Un précédent ordre du président Obama avait suspendu l’expulsion de jeunes migrants sans papiers arrivés aux États-Unis alors qu’ils étaient encore enfants.

Le projet de loi républicain abrogerait les deux ordres.

Un nouveau Congrès à majorité républicaine est entré en fonctions en janvier. Le Département de la sécurité intérieure devra recevoir des fonds du Congrès d’ici au 27 février, sans quoi il pourrait être fermé.

Le président Obama a menacé d’opposer son véto à ce projet de loi et bien que le Sénat réunisse suffisamment de votes républicains pour le faire adopter, ces votes ne sont pas suffisants pour passer outre à un véto.

Le mouvement syndical américain soutient les procédures de report et s’oppose aux expulsions massives qui atteignent désormais au total plus de deux millions de personnes sous la présidence Obama – soit environ 400.000 par an.

Richard L Trumka, président de l’AFL-CIO a averti, suite à l’élection de la majorité républicaine, que leur proposition de définancement « exacerberait l’exploitation et contraindrait les membres de notre communauté à continuer à vivre et à travailler dans la peur ».

Selon Guillermo Perez, président du Pittsburgh Labor Council on Latin American Advancement, la tâche du mouvement syndical est de veiller à la mise à exécution de l’ordre de report du président Obama, pour « nous aider à organiser les lieux de travail dont l’effectif inclut un nombre important de personnes sans papiers ».

Sa position était partagée par Joe Hansen, président du syndicat United Food and Commercial Workers. « Une mesure exécutive n’est pas tout ce dont nous avons besoin ni ce que nous méritons », a-t-il dit. « Mais c’est tout de même un pas dans la bonne direction. »

 

Controverse

La plus récente mesure exécutive d’Obama et, en particulier, les conditions rattachées aux reports temporaires ont, cependant, suscité énormément de controverse chez les syndicats et les militants des droits des migrants.

Les employeurs du secteur des technologies de pointe, par exemple, seront autorisés à faire venir aux États-Unis des travailleurs recrutés dans le cadre de programmes de sous-traitance, qu’ils rémunéreront à une fraction du salaire des résidents américains.

Plus de 900.000 travailleurs arrivent déjà chaque année aux États-Unis dans le cadre de ces programmes, qui n’ont pas manqué de susciter des critiques en raison des faibles droits dont disposent ces travailleurs.

Par ailleurs, plusieurs organisations ont aussi critiqué l’ordre de l’administration du fait qu’il durcit l’application des règles d’immigration.

À l’heure actuelle, la législation américaine interdit à toute personne dépourvue du statut d’immigré légal de travailler, or environ 12 millions de personnes le font de toute façon.

En vertu de l’ordre du président Obama, entre quatre et cinq millions de personnes, au plus, obtiendront leur permis de travail.
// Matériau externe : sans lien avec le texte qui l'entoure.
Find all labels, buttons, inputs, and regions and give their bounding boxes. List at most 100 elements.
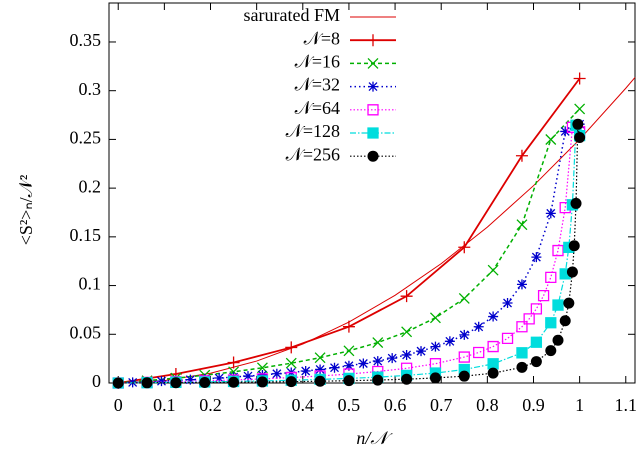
data-point xyxy=(531,252,542,263)
legend-label: sarurated FM xyxy=(244,5,340,25)
data-point xyxy=(300,366,311,377)
data-point xyxy=(530,336,543,348)
y-tick-label: 0.15 xyxy=(70,225,102,245)
data-point xyxy=(458,292,470,304)
series-line xyxy=(118,77,581,384)
y-tick-label: 0.3 xyxy=(79,79,102,99)
data-point xyxy=(516,347,528,359)
data-point xyxy=(372,374,384,386)
data-point xyxy=(515,149,528,162)
data-point xyxy=(429,358,442,370)
data-point xyxy=(501,332,514,345)
data-point xyxy=(400,290,413,303)
data-point xyxy=(502,298,513,309)
data-point xyxy=(285,341,298,354)
x-tick-label: 0 xyxy=(114,395,123,415)
data-point xyxy=(530,303,543,315)
data-point xyxy=(256,376,268,388)
data-point xyxy=(343,360,354,371)
data-point xyxy=(570,197,582,209)
data-point xyxy=(228,376,240,388)
data-point xyxy=(545,271,557,284)
data-point xyxy=(560,126,571,137)
x-tick-label: 0.5 xyxy=(338,395,361,415)
data-point xyxy=(545,345,557,357)
legend-label: 𝒩=16 xyxy=(295,52,340,72)
legend-label: 𝒩=8 xyxy=(304,28,340,48)
data-point xyxy=(473,346,485,359)
x-tick-label: 0.3 xyxy=(245,395,268,415)
legend-label: 𝒩=64 xyxy=(295,98,340,118)
legend-label: 𝒩=32 xyxy=(295,75,340,95)
y-tick-label: 0.1 xyxy=(79,274,102,294)
data-point xyxy=(358,358,369,369)
data-point xyxy=(401,349,412,360)
legend-label: 𝒩=128 xyxy=(286,121,340,141)
y-tick-label: 0.05 xyxy=(70,322,102,342)
data-point xyxy=(227,356,240,369)
legend-marker xyxy=(367,34,379,47)
x-tick-label: 1 xyxy=(575,395,584,415)
data-point xyxy=(458,241,471,254)
data-point xyxy=(516,361,528,373)
data-point xyxy=(552,299,564,311)
data-point xyxy=(545,317,557,329)
legend-marker xyxy=(367,127,379,139)
data-point xyxy=(537,289,550,302)
series-line xyxy=(118,124,581,384)
data-point xyxy=(401,373,413,385)
data-point xyxy=(530,356,542,368)
data-point xyxy=(574,131,586,143)
x-tick-label: 0.1 xyxy=(153,395,176,415)
data-point xyxy=(545,134,557,145)
data-point xyxy=(430,341,441,352)
data-point xyxy=(329,362,340,373)
data-point xyxy=(559,315,571,327)
data-point xyxy=(473,321,484,332)
data-point xyxy=(141,377,153,389)
data-point xyxy=(199,377,211,389)
x-tick-label: 0.4 xyxy=(292,395,315,415)
data-point xyxy=(314,375,326,387)
data-point xyxy=(257,370,268,381)
data-point xyxy=(170,377,182,389)
data-point xyxy=(372,337,384,349)
data-point xyxy=(572,118,584,130)
data-point xyxy=(487,358,499,370)
data-point xyxy=(314,352,326,364)
data-point xyxy=(401,326,413,338)
data-point xyxy=(271,368,282,379)
data-point xyxy=(342,320,355,333)
data-point xyxy=(488,311,499,322)
data-point xyxy=(429,312,441,324)
data-point xyxy=(343,345,355,357)
plot-frame xyxy=(108,2,636,384)
data-point xyxy=(516,219,528,231)
x-tick-label: 1.1 xyxy=(615,395,638,415)
x-tick-label: 0.9 xyxy=(522,395,545,415)
y-tick-label: 0.2 xyxy=(79,176,102,196)
data-point xyxy=(242,371,253,382)
data-point xyxy=(458,370,470,382)
y-axis-label: <S²>ₙ/𝒩² xyxy=(16,175,36,246)
data-point xyxy=(387,353,398,364)
data-point xyxy=(343,375,355,387)
data-point xyxy=(487,264,499,276)
data-point xyxy=(568,240,580,252)
x-tick-label: 0.7 xyxy=(430,395,453,415)
series-line xyxy=(118,108,581,384)
data-point xyxy=(372,356,383,367)
x-axis-label: n/𝒩 xyxy=(356,428,393,448)
data-point xyxy=(566,266,578,278)
data-point xyxy=(487,367,499,379)
data-point xyxy=(573,72,586,85)
y-tick-label: 0.35 xyxy=(70,30,102,50)
data-point xyxy=(487,340,499,353)
data-point xyxy=(563,297,575,309)
y-tick-label: 0 xyxy=(92,371,101,391)
data-point xyxy=(574,103,586,115)
data-point xyxy=(285,376,297,388)
legend-marker xyxy=(368,81,378,92)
Mais parallèlement à cela, le Département de la sécurité intérieure renforcera la mise en application de la loi contre les millions d’autres qui n’auront pas de permis.

La dernière décennie a vu des centaines de milliers de travailleurs de l’agriculture, du conditionnement de la viande, de la construction, des services de construction, du secteur manufacturier et d’autres industries perdre leur emploi à l’issue de contrôles sur les lieux de travail.

La quasi-majorité d’entre eux étaient syndiqués et les licenciements n’ont pas manqué de soulever un flot de récriminations au sein du mouvement syndical.

Des centaines de travailleurs ont, par exemple, été licenciés au cours d’une campagne d’organisation dans une chaîne de supermarchés californienne.

Pour Gerardo Dominguez, directeur de l’organisation dans la section Local 5 du syndicat United Food and Commercial Workers, les licenciements constituent « une catastrophe économique pour la zone de la Baie de San Francisco. Ces travailleurs paient des impôts qui soutiennent les écoles et les services locaux. Le licenciement sur la base du statut migratoire constitue une atteinte à leurs droits humains et civils. Leurs familles et notre communauté tout entière en sortiront lésées, tandis que l’inégalité et la pauvreté augmenteront. »

D’autre part, le président a annoncé que des ressources encore plus considérables seront consacrées à la sécurisation de la frontière États-Unis/Mexique, où des centaines de personnes meurent chaque année.

« Une application renforcée implique qu’encore plus de gens perdront la vie en tentant de traverser et que des violations accrues des droits civils et humains surviendront au sein de nos communautés frontalières », selon la Coalicion de Derechos Humanos , organisation pour la défense des droits des migrants basée à Tucson, Arizona, alliée du mouvement syndical.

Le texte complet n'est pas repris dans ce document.